Rufford Old Hall, decorated with scenes from A Christmas Carol was the perfect afternoon outing for us recently. Son has just read aforementioned novel and is showing a keen (unexpected) interest in all things Dickens – this is pleasing, but anything that distracts him from Minecraft is welcome in our house.
Set in beautiful Lancashire countryside, the house is run by the National Trust. It closes in winter but they decorate the ground floor and open it throughout December. It is a glorious half-timbered building set off by the topiary squirrels . Squirrels seem to be a theme – we saw some flowerpot squirrels in training.
The Old Hall was the home of the Hesketh family and was built around 1530 with lots of additions right up until the 1800’s.
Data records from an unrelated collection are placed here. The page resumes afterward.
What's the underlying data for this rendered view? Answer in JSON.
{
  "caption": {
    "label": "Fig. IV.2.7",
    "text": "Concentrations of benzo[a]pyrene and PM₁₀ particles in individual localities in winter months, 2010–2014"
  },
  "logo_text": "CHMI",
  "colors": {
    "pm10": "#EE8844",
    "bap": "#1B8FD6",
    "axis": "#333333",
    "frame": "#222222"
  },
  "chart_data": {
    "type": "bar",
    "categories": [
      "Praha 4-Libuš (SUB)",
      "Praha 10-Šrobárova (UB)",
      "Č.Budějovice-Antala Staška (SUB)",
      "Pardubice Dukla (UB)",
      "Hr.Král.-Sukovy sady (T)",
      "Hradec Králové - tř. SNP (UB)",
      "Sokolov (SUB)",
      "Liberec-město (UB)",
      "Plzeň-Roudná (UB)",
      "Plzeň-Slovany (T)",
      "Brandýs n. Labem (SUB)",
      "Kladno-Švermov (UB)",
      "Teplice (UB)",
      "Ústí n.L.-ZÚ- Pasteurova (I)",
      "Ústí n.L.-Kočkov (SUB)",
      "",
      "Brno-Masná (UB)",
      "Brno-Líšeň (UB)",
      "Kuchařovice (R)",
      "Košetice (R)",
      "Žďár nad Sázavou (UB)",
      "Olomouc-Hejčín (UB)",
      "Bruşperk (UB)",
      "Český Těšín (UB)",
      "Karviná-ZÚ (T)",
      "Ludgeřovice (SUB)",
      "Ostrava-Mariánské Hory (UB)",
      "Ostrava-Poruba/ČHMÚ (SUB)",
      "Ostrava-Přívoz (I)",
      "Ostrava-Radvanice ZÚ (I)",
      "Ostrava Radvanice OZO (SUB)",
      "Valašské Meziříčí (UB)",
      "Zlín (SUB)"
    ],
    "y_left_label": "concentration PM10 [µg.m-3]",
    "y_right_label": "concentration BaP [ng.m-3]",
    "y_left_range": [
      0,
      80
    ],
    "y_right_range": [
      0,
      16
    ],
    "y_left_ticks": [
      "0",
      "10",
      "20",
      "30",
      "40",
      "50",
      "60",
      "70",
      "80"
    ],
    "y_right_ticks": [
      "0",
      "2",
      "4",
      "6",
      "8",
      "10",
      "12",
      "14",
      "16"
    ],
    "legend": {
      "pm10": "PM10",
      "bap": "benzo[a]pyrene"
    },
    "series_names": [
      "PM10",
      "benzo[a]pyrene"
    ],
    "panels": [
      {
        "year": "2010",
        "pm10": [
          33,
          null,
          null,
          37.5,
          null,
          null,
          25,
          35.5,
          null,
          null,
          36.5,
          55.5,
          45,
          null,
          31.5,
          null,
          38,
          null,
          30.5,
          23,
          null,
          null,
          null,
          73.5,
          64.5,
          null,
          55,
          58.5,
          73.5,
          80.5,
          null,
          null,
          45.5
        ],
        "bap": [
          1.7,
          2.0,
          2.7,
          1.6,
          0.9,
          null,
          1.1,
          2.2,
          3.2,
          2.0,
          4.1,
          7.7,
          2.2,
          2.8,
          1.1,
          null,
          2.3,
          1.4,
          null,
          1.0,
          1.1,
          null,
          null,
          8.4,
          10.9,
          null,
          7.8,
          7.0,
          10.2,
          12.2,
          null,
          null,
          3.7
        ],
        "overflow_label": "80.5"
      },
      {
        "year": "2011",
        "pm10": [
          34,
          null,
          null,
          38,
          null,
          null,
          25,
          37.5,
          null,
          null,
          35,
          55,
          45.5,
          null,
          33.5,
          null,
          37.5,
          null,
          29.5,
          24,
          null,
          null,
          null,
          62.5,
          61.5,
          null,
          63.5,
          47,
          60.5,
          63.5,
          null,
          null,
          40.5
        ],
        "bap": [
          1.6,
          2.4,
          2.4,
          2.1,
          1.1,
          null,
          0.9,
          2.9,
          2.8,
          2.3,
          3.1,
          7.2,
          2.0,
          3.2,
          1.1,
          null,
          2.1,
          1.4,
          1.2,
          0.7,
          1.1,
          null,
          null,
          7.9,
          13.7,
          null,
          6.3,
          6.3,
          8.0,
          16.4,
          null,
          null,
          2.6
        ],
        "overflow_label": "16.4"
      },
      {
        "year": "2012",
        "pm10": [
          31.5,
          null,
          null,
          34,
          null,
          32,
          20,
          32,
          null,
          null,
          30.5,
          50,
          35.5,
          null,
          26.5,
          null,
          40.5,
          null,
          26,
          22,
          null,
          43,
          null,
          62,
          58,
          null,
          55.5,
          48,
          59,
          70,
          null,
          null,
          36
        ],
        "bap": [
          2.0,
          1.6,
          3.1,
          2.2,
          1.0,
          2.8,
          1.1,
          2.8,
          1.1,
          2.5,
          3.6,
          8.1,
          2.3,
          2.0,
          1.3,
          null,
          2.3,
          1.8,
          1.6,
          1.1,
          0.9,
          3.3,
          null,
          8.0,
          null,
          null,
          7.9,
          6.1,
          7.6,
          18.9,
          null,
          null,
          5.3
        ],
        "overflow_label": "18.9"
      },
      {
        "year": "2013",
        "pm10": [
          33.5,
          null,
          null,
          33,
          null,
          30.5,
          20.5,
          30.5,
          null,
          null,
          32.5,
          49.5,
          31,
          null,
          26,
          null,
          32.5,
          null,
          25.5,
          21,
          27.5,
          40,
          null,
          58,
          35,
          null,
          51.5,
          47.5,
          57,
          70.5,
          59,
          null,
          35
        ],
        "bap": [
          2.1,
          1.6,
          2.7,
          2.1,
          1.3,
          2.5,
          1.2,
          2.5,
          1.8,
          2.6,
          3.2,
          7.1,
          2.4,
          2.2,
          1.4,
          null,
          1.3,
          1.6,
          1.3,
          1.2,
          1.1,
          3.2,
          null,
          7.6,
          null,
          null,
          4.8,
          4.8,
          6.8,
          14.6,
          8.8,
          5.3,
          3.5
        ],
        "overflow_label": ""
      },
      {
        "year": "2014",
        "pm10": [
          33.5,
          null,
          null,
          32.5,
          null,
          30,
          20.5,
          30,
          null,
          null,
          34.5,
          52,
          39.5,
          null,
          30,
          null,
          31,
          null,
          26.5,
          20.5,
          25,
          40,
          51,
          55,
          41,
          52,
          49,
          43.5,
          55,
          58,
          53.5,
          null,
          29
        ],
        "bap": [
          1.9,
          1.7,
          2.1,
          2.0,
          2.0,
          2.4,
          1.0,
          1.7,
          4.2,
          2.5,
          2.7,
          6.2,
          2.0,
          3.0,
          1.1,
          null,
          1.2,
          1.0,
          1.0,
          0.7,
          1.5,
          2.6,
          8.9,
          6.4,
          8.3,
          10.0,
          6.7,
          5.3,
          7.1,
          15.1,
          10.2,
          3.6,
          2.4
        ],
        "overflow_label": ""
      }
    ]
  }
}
The Dickens theme was apparent right away plus all the staff were dressed in Victorian costume which heightened the atmosphere.
Son launched himself into a treasure trail around the gardens – hunt the Christmas pudding ornaments. They were strategically placed around the trees. Win win situation – a fun activity for him meant we could enjoy strolling around the grounds without any of the normal huffing and puffing.
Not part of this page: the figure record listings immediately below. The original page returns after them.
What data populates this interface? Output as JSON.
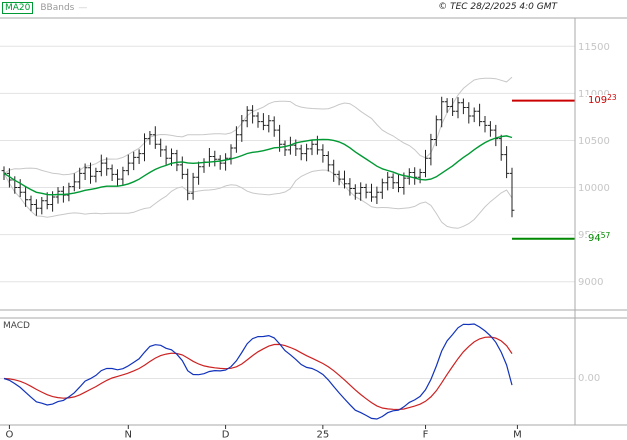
{
  "legend": {
    "ma20": "MA20",
    "bbands": "BBands",
    "sample": "—"
  },
  "copyright": "© TEC 28/2/2025 4:0 GMT",
  "macd_label": "MACD",
  "levels": {
    "resistance": {
      "value": 10923,
      "label_main": "109",
      "label_sup": "23",
      "color": "#cc0000"
    },
    "support": {
      "value": 9457,
      "label_main": "94",
      "label_sup": "57",
      "color": "#008800"
    }
  },
  "chart_data": {
    "type": "ohlc",
    "grid": true,
    "legend_position": "top-left",
    "y_axis_side": "right",
    "y_range": [
      8700,
      11800
    ],
    "y_ticks": [
      {
        "value": 11500,
        "label": "11500"
      },
      {
        "value": 11000,
        "label": "11000"
      },
      {
        "value": 10500,
        "label": "10500"
      },
      {
        "value": 10000,
        "label": "10000"
      },
      {
        "value": 9500,
        "label": "9500"
      },
      {
        "value": 9000,
        "label": "9000"
      }
    ],
    "x_ticks": [
      {
        "label": "O",
        "index": 1
      },
      {
        "label": "N",
        "index": 23
      },
      {
        "label": "D",
        "index": 41
      },
      {
        "label": "25",
        "index": 59
      },
      {
        "label": "F",
        "index": 78
      },
      {
        "label": "M",
        "index": 95
      }
    ],
    "indicators": {
      "ma_period": 20,
      "bbands": {
        "period": 20,
        "mult": 2
      },
      "macd": {
        "fast": 12,
        "slow": 26,
        "signal": 9
      }
    },
    "macd_zero_label": "0.00",
    "ohlc": [
      [
        10180,
        10225,
        10080,
        10150
      ],
      [
        10150,
        10205,
        10000,
        10080
      ],
      [
        10080,
        10120,
        9935,
        10000
      ],
      [
        10000,
        10090,
        9900,
        9950
      ],
      [
        9950,
        10010,
        9795,
        9870
      ],
      [
        9870,
        9915,
        9750,
        9820
      ],
      [
        9820,
        9875,
        9700,
        9780
      ],
      [
        9780,
        9900,
        9715,
        9860
      ],
      [
        9860,
        9950,
        9770,
        9820
      ],
      [
        9820,
        9960,
        9745,
        9900
      ],
      [
        9900,
        10005,
        9830,
        9960
      ],
      [
        9960,
        10015,
        9840,
        9920
      ],
      [
        9920,
        10050,
        9855,
        10010
      ],
      [
        10010,
        10150,
        9960,
        10060
      ],
      [
        10060,
        10210,
        9985,
        10150
      ],
      [
        10150,
        10255,
        10080,
        10210
      ],
      [
        10210,
        10265,
        10040,
        10120
      ],
      [
        10120,
        10210,
        10055,
        10170
      ],
      [
        10170,
        10350,
        10120,
        10260
      ],
      [
        10260,
        10320,
        10125,
        10200
      ],
      [
        10200,
        10245,
        10070,
        10140
      ],
      [
        10140,
        10195,
        10010,
        10090
      ],
      [
        10090,
        10220,
        10025,
        10180
      ],
      [
        10180,
        10350,
        10130,
        10260
      ],
      [
        10260,
        10380,
        10185,
        10320
      ],
      [
        10320,
        10405,
        10250,
        10360
      ],
      [
        10360,
        10575,
        10280,
        10520
      ],
      [
        10520,
        10600,
        10455,
        10560
      ],
      [
        10560,
        10650,
        10410,
        10460
      ],
      [
        10460,
        10520,
        10325,
        10400
      ],
      [
        10400,
        10445,
        10240,
        10310
      ],
      [
        10310,
        10415,
        10230,
        10360
      ],
      [
        10360,
        10400,
        10175,
        10240
      ],
      [
        10240,
        10330,
        10090,
        10140
      ],
      [
        10140,
        10200,
        9865,
        9940
      ],
      [
        9940,
        10155,
        9870,
        10110
      ],
      [
        10110,
        10275,
        10030,
        10220
      ],
      [
        10220,
        10310,
        10155,
        10270
      ],
      [
        10270,
        10420,
        10220,
        10330
      ],
      [
        10330,
        10390,
        10225,
        10300
      ],
      [
        10300,
        10345,
        10190,
        10260
      ],
      [
        10260,
        10365,
        10180,
        10310
      ],
      [
        10310,
        10460,
        10245,
        10420
      ],
      [
        10420,
        10650,
        10370,
        10560
      ],
      [
        10560,
        10770,
        10485,
        10710
      ],
      [
        10710,
        10865,
        10640,
        10820
      ],
      [
        10820,
        10875,
        10680,
        10760
      ],
      [
        10760,
        10800,
        10635,
        10700
      ],
      [
        10700,
        10790,
        10610,
        10660
      ],
      [
        10660,
        10770,
        10585,
        10710
      ],
      [
        10710,
        10755,
        10540,
        10610
      ],
      [
        10610,
        10665,
        10380,
        10460
      ],
      [
        10460,
        10500,
        10335,
        10400
      ],
      [
        10400,
        10540,
        10350,
        10450
      ],
      [
        10450,
        10510,
        10335,
        10410
      ],
      [
        10410,
        10455,
        10290,
        10360
      ],
      [
        10360,
        10465,
        10280,
        10410
      ],
      [
        10410,
        10500,
        10345,
        10460
      ],
      [
        10460,
        10550,
        10350,
        10400
      ],
      [
        10400,
        10460,
        10265,
        10340
      ],
      [
        10340,
        10385,
        10170,
        10240
      ],
      [
        10240,
        10295,
        10060,
        10140
      ],
      [
        10140,
        10180,
        10025,
        10090
      ],
      [
        10090,
        10180,
        9990,
        10040
      ],
      [
        10040,
        10100,
        9915,
        9990
      ],
      [
        9990,
        10035,
        9870,
        9940
      ],
      [
        9940,
        10055,
        9860,
        10000
      ],
      [
        10000,
        10040,
        9885,
        9950
      ],
      [
        9950,
        10040,
        9850,
        9900
      ],
      [
        9900,
        10010,
        9825,
        9950
      ],
      [
        9950,
        10095,
        9880,
        10050
      ],
      [
        10050,
        10165,
        9970,
        10110
      ],
      [
        10110,
        10150,
        9985,
        10050
      ],
      [
        10050,
        10140,
        9950,
        10000
      ],
      [
        10000,
        10160,
        9925,
        10100
      ],
      [
        10100,
        10205,
        10030,
        10160
      ],
      [
        10160,
        10215,
        10030,
        10110
      ],
      [
        10110,
        10200,
        10045,
        10160
      ],
      [
        10160,
        10400,
        10110,
        10310
      ],
      [
        10310,
        10570,
        10235,
        10510
      ],
      [
        10510,
        10765,
        10440,
        10720
      ],
      [
        10720,
        10965,
        10640,
        10910
      ],
      [
        10910,
        10950,
        10795,
        10860
      ],
      [
        10860,
        10950,
        10760,
        10810
      ],
      [
        10810,
        10960,
        10735,
        10900
      ],
      [
        10900,
        10945,
        10780,
        10850
      ],
      [
        10850,
        10905,
        10680,
        10760
      ],
      [
        10760,
        10850,
        10695,
        10810
      ],
      [
        10810,
        10890,
        10650,
        10700
      ],
      [
        10700,
        10760,
        10585,
        10660
      ],
      [
        10660,
        10705,
        10540,
        10610
      ],
      [
        10610,
        10665,
        10440,
        10520
      ],
      [
        10520,
        10560,
        10285,
        10350
      ],
      [
        10350,
        10440,
        10100,
        10150
      ],
      [
        10150,
        10210,
        9685,
        9760
      ]
    ],
    "colors": {
      "bars": "#222222",
      "ma20": "#009933",
      "bbands": "#c8c8c8",
      "macd_line": "#1133bb",
      "macd_signal": "#cc2222",
      "grid": "#e3e3e3",
      "axis_text": "#c6c6c6",
      "month_text": "#333333",
      "border": "#aaaaaa",
      "legend_text": "#999999"
    }
  }
}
We listened to the barrel organ, bypassed the queue for Santa’s Grotto and headed inside the house.
The Great Hall is the only part of the building that dates back to the 1500’s. It is truly splendid – decked out in its festive finery gave it something extra special. Son quickly located Tiny Tim’s dining table and Scrooge’s nightgown warming by the fire. We were wowed by the huge stone chimney, hammerbeam roof and arched doorway. Apparently they discovered a priest hole in the Great Hall in 1949.
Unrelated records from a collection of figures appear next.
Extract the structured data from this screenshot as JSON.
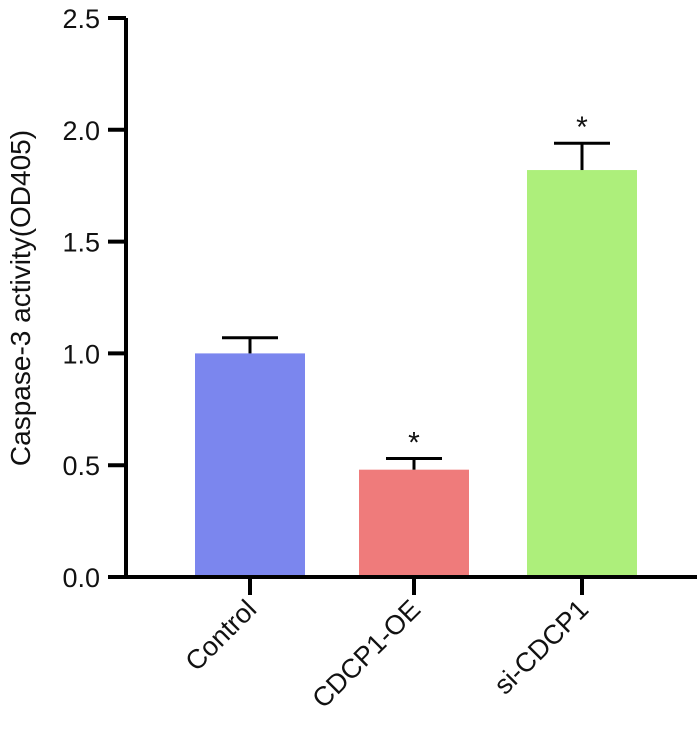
{
  "chart_data": {
    "type": "bar",
    "categories": [
      "Control",
      "CDCP1-OE",
      "si-CDCP1"
    ],
    "values": [
      1.0,
      0.48,
      1.82
    ],
    "errors": [
      0.07,
      0.05,
      0.12
    ],
    "significance": [
      "",
      "*",
      "*"
    ],
    "colors": [
      "#7b86ee",
      "#ef7b7b",
      "#adef7b"
    ],
    "title": "",
    "xlabel": "",
    "ylabel": "Caspase-3 activity(OD405)",
    "ylim": [
      0,
      2.5
    ],
    "yticks": [
      "0.0",
      "0.5",
      "1.0",
      "1.5",
      "2.0",
      "2.5"
    ],
    "ytick_values": [
      0,
      0.5,
      1.0,
      1.5,
      2.0,
      2.5
    ],
    "grid": false,
    "legend": "none"
  }
}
Shakespeare was supposed to have appeared on the stage in the Great Hall before he was famous. They have an original free-standing wooden screen dating back to the 1500’s – maybe he got changed behind this? There is also a lot of weaponry and some suits of armour.
You are not allowed to take pictures in the “modern” part of the building, but it was all gorgeous. The dining room was set for a Christmas dinner, the study was turned into Scrooge’s office and in the parlour a lady dressed in a crinoline told children the story of A Christmas Carol.
We saw wonderful furniture, tapestries and paintings all topped off with gorgeous Christmas decorations.
We had a last stroll in the December twilight alongside the canal that runs by the house and through the gardens, admiring the building at dusk. Thankfully the resident ghosts – Queen Elizabeth I, a grey lady and a man who floats above the canal were not around that day.